"Look Backward Re-Optimization"

Discussion in 'Strategy Building' started by traderkay, Oct 26, 2002.

  1. OK, here's the idea. You divide the data into chunks (periods). You optimize whatever parameters on the first chunk, but not trade it. Then you trade the derived parameters on the 2d chunk. Then optimize the parameters on the 2d chunk, trade 3d chunk with those parameters. I don't know if this works, probably not. There would probably have to be a high degree of stationarity in the data for this to work well. Any thoughts, experiences? Is anyone trading like this?
  2. m_c_a98


    I prefer to have no optimizable parameters.
  3. this is called "walk-forward" optimization. What else can you do, btw ? You have to optimize on history and trade on unseen data.
  4. BKuerbs



    Have a look at the works of Dennis Meyer: he wrote a series of articles about this way of walk-forward optimization in the magazine "Technical Analysis of Stocks and Commodities".

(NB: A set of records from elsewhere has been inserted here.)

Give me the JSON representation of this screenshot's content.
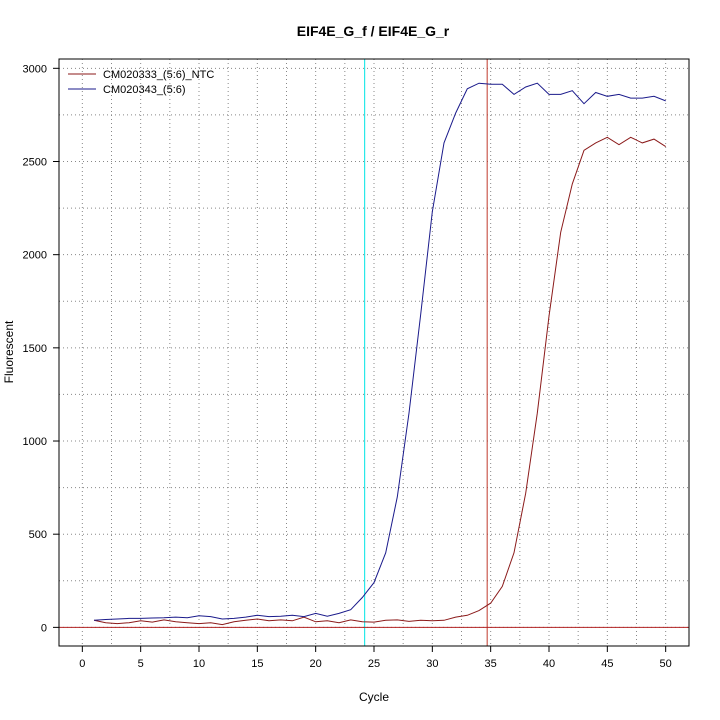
{
  "chart_data": {
    "type": "line",
    "title": "EIF4E_G_f / EIF4E_G_r",
    "xlabel": "Cycle",
    "ylabel": "Fluorescent",
    "xlim": [
      -2,
      52
    ],
    "ylim": [
      -100,
      3050
    ],
    "x_ticks": [
      0,
      5,
      10,
      15,
      20,
      25,
      30,
      35,
      40,
      45,
      50
    ],
    "y_ticks": [
      0,
      500,
      1000,
      1500,
      2000,
      2500,
      3000
    ],
    "x_ticks_minor": [
      2.5,
      7.5,
      12.5,
      17.5,
      22.5,
      27.5,
      32.5,
      37.5,
      42.5,
      47.5
    ],
    "y_ticks_minor": [
      250,
      750,
      1250,
      1750,
      2250,
      2750
    ],
    "grid": true,
    "legend_position": "top-left",
    "vlines": [
      {
        "x": 24.2,
        "color": "#00e5e5"
      },
      {
        "x": 34.7,
        "color": "#c0392b"
      }
    ],
    "hline": {
      "y": 0,
      "color": "#b22222"
    },
    "x": [
      1,
      2,
      3,
      4,
      5,
      6,
      7,
      8,
      9,
      10,
      11,
      12,
      13,
      14,
      15,
      16,
      17,
      18,
      19,
      20,
      21,
      22,
      23,
      24,
      25,
      26,
      27,
      28,
      29,
      30,
      31,
      32,
      33,
      34,
      35,
      36,
      37,
      38,
      39,
      40,
      41,
      42,
      43,
      44,
      45,
      46,
      47,
      48,
      49,
      50
    ],
    "series": [
      {
        "name": "CM020333_(5:6)_NTC",
        "color": "#8b1a1a",
        "values": [
          38,
          25,
          20,
          25,
          35,
          28,
          40,
          30,
          25,
          20,
          25,
          15,
          30,
          38,
          45,
          35,
          40,
          35,
          55,
          30,
          35,
          25,
          40,
          30,
          28,
          38,
          40,
          32,
          38,
          35,
          38,
          55,
          65,
          90,
          130,
          220,
          400,
          720,
          1150,
          1670,
          2120,
          2380,
          2560,
          2600,
          2630,
          2590,
          2630,
          2600,
          2620,
          2580
        ]
      },
      {
        "name": "CM020343_(5:6)",
        "color": "#1a1a8b",
        "values": [
          38,
          42,
          45,
          48,
          48,
          50,
          52,
          55,
          52,
          62,
          58,
          45,
          48,
          55,
          65,
          58,
          60,
          65,
          58,
          75,
          60,
          75,
          95,
          160,
          240,
          400,
          700,
          1150,
          1680,
          2230,
          2600,
          2760,
          2890,
          2920,
          2915,
          2915,
          2860,
          2900,
          2920,
          2860,
          2860,
          2880,
          2810,
          2870,
          2850,
          2860,
          2840,
          2840,
          2850,
          2825
        ]
      }
    ]
  }
}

    The intervals you choose should overlap. Say you optimize on a time-span of 3 months (Jan, Feb, Mar), trade 1 month (Apr). Then pick (Feb, Mar, Apr) as your next optimization interval and trade May.

    As to the lengths and ratio of optimization and trading interval you have to test thoroughly the market you want to trade.

    The hope with this kind of testing is, that you capture a stretch of stationarity in the data, you expect the behaviour of the last opt interval to spill over into your trading intervals (That's what is called a trend in TA: up, down, or sideways).

    I did not too much testing this way, but you can see that your optimal parameters jump around a lot: a change of 100% or more is quite common.

    A word to the concept of "parameter": most people fail to understand that not only something like the number of periods you use e.g. for the RSI is a parameter. The very rules you use, breakout above whatever level, support/resistance etc. are parameters. Optimization may be done via genetic programming.

    They - like any parameter - must be optimized or they will not work. The problem is of course the same: you can only optimize with past data, the data of the future are not available.


    Bernd Kuerbs
  5. It appears to me that ideas are what works long term but the parameters change. For example a range breakout system tends to work over time but the optimal parameter will change due to the market changing. Therefore I think it is useful to optimize frequently but have a fairly long look back so the parameters only change slightly.
  6. I thought I have posted a reply to this earlier???? There is software out there that can perform this kind of tasks automatically.